| gmu_lasso {hdme} | R Documentation |
Generalized Matrix Uncertainty Lasso
Description
Generalized Matrix Uncertainty Lasso
Usage
gmu_lasso(
W,
y,
lambda = NULL,
delta = NULL,
family = "binomial",
active_set = TRUE,
maxit = 1000
)
Arguments
W |
Design matrix, measured with error. Must be a numeric matrix. |
y |
Vector of responses. |
lambda |
Regularization parameter. If not set, lambda.min from glmnet::cv.glmnet is used. |
delta |
Additional regularization parameter, bounding the measurement error. |
family |
Character string. Currently "binomial" and "poisson" are supported. |
active_set |
Logical. Whether or not to use an active set strategy to speed up coordinate descent algorithm. |
maxit |
Maximum number of iterations of iterative reweighing algorithm. |
Value
An object of class "gmu_lasso".
References
Rosenbaum M, Tsybakov AB (2010). “Sparse recovery under matrix uncertainty.” Ann. Statist., 38(5), 2620–2651.

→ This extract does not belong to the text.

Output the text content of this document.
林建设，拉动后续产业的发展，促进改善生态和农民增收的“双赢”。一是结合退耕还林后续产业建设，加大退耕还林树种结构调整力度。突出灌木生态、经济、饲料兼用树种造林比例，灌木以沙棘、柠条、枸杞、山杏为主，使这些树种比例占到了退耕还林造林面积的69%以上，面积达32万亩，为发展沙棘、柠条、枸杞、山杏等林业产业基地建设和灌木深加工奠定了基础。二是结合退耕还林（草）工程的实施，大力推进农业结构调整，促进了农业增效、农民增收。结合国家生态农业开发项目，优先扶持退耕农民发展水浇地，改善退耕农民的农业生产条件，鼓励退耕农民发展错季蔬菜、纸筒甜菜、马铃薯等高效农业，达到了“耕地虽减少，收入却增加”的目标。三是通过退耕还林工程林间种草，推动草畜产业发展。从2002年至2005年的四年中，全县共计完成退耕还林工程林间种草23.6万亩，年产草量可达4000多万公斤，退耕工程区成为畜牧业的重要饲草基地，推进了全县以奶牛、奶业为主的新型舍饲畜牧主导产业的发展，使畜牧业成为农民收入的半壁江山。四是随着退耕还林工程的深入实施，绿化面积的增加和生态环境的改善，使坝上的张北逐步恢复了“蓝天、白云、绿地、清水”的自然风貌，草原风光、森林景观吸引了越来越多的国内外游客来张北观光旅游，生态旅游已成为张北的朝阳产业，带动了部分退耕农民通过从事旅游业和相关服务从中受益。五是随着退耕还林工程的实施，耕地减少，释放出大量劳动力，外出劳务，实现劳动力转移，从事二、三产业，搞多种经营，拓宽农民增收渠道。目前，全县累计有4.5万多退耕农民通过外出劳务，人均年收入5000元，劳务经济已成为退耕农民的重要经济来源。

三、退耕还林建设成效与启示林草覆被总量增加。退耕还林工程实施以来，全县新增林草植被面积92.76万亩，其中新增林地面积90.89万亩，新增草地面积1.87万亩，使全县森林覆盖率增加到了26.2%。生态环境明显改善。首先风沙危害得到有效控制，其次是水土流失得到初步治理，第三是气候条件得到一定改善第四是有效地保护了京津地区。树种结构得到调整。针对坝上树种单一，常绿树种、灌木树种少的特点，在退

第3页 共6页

Sorensen O, Hellton KH, Frigessi A, Thoresen M (2018). “Covariate Selection in High-Dimensional Generalized Linear Models With Measurement Error.” Journal of Computational and Graphical Statistics, 27(4), 739-749. doi:10.1080/10618600.2018.1425626, https://doi.org/10.1080/10618600.2018.1425626.
Examples
set.seed(1)
# Number of samples
n <- 200
# Number of covariates
p <- 100
# Number of nonzero features
s <- 10
# True coefficient vector
beta <- c(rep(1,s),rep(0,p-s))
# Standard deviation of measurement error
sdU <- 0.2
# True data, not observed
X <- matrix(rnorm(n*p),nrow = n,ncol = p)
# Measured data, with error
W <- X + sdU * matrix(rnorm(n * p), nrow = n, ncol = p)
# Binomial response
y <- rbinom(n, 1, (1 + exp(-X%*%beta))**(-1))
# Run the GMU Lasso
fit <- gmu_lasso(W, y, delta = NULL)
print(fit)
plot(fit)
coef(fit)
# Get an elbow plot, in order to choose delta.
plot(fit)